|
Recently I've seen some bogus test_smoke failures, e.g.:
https://maloo.whamcloud.com/test_sets/abbe60f8-e087-11e1-a388-52540035b04c
https://maloo.whamcloud.com/test_sets/75af9aba-de64-11e1-8269-52540035b04c
Both were caused by PDSH failure to connect to a test node, e.g.:
pdsh@fat-intel-3vm2: fat-intel-3vm7: connect: Connection refused
The connection failure is highly likely due a previous test taking down a node, because every time it was a MDS node that PDSH couldn't connect to.
Two potential problems here:
- It seemed that some MDS tests had run before test_smoke. I haven't verified it, but if it's true the test order must be corrected. test_smoke is the sanity test for LNet, so it should run before any tests that could use the Lustre networking.
- The connect failure seemed to be test_smoke()

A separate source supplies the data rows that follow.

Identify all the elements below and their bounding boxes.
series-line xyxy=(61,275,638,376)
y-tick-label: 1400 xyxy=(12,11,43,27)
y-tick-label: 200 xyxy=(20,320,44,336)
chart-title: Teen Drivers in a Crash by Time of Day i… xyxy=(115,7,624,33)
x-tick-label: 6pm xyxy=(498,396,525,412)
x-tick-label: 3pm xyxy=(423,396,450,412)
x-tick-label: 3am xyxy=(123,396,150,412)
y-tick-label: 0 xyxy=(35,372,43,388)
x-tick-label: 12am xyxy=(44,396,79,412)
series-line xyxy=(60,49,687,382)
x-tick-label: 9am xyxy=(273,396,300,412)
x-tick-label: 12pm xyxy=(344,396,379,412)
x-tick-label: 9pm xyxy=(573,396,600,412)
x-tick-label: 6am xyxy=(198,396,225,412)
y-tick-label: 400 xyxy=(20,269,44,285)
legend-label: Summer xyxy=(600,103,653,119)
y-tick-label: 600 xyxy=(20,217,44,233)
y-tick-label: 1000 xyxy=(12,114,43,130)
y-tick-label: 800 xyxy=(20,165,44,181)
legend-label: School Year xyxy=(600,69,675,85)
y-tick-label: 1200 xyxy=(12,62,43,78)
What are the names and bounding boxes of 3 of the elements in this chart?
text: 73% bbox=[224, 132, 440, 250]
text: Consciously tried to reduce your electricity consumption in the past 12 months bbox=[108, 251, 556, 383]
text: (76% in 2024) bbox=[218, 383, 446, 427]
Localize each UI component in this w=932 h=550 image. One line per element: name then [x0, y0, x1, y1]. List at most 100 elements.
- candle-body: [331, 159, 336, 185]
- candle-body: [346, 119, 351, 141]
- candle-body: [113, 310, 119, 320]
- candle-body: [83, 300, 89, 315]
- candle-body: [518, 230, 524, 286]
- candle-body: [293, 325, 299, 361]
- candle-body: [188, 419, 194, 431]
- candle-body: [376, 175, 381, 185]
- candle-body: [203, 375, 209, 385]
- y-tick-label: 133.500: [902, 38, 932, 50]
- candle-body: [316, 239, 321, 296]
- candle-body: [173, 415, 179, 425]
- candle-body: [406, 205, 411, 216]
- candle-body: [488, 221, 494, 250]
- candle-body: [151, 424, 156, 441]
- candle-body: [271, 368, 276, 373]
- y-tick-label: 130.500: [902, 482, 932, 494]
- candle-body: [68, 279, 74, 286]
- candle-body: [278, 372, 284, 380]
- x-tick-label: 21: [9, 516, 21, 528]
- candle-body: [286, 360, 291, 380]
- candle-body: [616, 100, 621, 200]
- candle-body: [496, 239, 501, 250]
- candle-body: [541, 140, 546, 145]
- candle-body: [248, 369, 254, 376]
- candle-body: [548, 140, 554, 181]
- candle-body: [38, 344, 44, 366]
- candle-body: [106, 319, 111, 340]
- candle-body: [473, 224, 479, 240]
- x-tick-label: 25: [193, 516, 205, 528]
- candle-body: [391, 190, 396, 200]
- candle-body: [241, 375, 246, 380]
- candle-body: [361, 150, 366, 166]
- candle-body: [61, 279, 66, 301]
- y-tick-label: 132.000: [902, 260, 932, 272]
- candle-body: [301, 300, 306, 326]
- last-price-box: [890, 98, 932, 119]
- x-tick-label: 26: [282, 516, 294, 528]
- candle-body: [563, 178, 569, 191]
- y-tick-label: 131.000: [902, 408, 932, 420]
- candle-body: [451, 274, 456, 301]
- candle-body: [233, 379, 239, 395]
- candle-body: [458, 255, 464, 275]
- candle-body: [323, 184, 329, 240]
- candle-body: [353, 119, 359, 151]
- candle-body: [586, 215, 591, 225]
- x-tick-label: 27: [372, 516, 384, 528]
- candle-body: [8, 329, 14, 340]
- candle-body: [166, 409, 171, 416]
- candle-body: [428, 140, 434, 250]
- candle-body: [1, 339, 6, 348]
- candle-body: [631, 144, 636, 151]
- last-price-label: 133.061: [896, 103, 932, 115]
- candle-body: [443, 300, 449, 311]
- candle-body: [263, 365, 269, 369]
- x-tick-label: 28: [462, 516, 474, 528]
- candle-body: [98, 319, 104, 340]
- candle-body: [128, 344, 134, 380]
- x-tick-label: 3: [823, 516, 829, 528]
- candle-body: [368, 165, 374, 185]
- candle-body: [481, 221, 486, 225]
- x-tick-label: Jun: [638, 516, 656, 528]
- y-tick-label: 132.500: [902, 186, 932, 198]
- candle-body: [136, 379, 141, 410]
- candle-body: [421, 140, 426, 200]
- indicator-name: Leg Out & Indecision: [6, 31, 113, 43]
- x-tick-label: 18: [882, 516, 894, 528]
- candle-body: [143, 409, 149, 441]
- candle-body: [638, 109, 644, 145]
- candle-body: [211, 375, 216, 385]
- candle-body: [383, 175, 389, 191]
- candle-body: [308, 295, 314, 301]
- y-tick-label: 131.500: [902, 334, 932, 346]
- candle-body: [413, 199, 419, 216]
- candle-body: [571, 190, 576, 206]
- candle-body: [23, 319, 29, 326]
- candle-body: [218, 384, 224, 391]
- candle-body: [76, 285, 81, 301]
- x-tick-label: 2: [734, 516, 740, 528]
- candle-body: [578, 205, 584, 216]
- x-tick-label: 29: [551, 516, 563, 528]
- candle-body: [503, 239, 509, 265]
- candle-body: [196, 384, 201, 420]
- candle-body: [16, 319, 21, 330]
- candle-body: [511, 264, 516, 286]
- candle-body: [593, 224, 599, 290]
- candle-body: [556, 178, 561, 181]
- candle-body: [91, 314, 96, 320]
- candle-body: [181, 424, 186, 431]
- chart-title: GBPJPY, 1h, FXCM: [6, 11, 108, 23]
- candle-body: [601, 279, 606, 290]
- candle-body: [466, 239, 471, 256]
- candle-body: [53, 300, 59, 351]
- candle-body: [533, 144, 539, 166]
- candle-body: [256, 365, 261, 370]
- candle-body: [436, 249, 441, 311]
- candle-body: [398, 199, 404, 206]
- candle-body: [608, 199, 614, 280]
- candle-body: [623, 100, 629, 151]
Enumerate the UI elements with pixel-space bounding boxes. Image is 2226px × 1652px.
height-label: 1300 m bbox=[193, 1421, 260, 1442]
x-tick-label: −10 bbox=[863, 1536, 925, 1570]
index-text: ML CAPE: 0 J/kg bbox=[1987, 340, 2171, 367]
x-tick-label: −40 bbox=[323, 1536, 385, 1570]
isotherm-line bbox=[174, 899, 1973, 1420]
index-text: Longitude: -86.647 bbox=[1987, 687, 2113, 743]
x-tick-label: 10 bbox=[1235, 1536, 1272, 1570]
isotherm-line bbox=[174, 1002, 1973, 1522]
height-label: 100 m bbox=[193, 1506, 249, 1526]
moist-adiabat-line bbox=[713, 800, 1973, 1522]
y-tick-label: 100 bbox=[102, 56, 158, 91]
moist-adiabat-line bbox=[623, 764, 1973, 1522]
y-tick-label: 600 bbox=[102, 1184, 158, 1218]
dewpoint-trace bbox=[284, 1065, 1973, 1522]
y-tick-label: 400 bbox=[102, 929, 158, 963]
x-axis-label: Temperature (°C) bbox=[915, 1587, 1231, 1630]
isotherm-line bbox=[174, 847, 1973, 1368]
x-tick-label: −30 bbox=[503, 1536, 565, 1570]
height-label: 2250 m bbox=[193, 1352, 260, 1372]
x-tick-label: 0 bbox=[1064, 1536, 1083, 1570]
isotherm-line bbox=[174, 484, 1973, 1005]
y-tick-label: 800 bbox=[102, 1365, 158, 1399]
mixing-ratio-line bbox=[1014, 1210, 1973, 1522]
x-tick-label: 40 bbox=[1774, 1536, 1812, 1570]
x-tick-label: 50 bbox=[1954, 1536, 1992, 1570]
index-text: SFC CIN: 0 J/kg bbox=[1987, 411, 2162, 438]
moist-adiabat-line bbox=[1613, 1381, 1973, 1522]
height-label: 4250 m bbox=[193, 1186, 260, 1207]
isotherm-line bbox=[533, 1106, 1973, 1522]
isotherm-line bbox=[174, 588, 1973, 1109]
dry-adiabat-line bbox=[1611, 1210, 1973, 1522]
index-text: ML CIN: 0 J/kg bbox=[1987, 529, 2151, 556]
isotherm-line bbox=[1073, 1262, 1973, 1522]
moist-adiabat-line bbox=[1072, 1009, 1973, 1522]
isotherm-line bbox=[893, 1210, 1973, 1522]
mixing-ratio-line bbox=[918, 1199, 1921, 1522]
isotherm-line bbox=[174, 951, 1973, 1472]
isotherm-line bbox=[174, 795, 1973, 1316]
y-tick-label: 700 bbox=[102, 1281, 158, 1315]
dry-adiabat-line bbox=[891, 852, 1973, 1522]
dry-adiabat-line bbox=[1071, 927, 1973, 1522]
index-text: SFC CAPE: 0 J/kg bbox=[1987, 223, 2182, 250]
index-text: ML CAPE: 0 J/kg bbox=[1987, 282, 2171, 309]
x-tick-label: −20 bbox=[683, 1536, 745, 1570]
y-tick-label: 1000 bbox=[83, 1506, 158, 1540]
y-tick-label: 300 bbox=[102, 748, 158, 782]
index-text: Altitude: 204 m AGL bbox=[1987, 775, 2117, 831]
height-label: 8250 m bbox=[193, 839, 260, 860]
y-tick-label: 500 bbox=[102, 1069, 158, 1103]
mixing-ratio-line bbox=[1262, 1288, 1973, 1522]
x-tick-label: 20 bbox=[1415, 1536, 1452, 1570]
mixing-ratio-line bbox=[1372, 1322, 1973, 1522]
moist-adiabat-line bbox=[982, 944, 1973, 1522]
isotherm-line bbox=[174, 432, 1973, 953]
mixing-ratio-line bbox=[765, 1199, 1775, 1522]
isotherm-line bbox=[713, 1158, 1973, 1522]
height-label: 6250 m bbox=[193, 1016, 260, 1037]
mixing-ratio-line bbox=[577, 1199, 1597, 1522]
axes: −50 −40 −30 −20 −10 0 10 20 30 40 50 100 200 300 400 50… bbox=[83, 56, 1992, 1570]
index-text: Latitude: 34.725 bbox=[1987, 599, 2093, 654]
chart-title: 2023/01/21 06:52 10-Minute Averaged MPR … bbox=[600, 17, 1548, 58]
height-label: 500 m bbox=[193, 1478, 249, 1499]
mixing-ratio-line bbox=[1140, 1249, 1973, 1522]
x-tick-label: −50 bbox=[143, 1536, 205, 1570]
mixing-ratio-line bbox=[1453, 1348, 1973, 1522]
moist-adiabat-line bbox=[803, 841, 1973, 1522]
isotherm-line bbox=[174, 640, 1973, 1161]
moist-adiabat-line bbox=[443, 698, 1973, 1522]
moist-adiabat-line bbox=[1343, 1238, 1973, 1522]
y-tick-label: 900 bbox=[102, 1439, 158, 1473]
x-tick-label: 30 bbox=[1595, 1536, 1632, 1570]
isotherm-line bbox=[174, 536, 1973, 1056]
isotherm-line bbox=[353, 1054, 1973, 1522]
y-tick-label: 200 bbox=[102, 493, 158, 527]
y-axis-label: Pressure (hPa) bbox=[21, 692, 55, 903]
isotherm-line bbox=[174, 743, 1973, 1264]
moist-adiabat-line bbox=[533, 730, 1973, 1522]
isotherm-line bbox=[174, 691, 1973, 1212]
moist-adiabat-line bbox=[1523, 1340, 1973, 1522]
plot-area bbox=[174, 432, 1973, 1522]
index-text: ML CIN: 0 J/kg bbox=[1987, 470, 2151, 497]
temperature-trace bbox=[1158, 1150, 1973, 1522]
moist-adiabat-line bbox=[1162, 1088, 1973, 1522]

>lst_prepare()>lst_cleanup_all() doing "do_rpc_nodes $list lst_cleanup" where list=$(comma_list $(nodes_list)). From the test log:
/usr/sbin/lst add_group c 10.10.4.86@tcp 10.10.4.87@tcp
/usr/sbin/lst add_group s 10.10.4.93@tcp
10.10.4.86@tcp are added to session
10.10.4.87@tcp are added to session
10.10.4.93@tcp are added to session
LST seemed to run just OK, so it looked like lst_cleanup_all() was trying to cleanup a node that is NOT going to participate in the LST test. This is NOT necessary at all.
|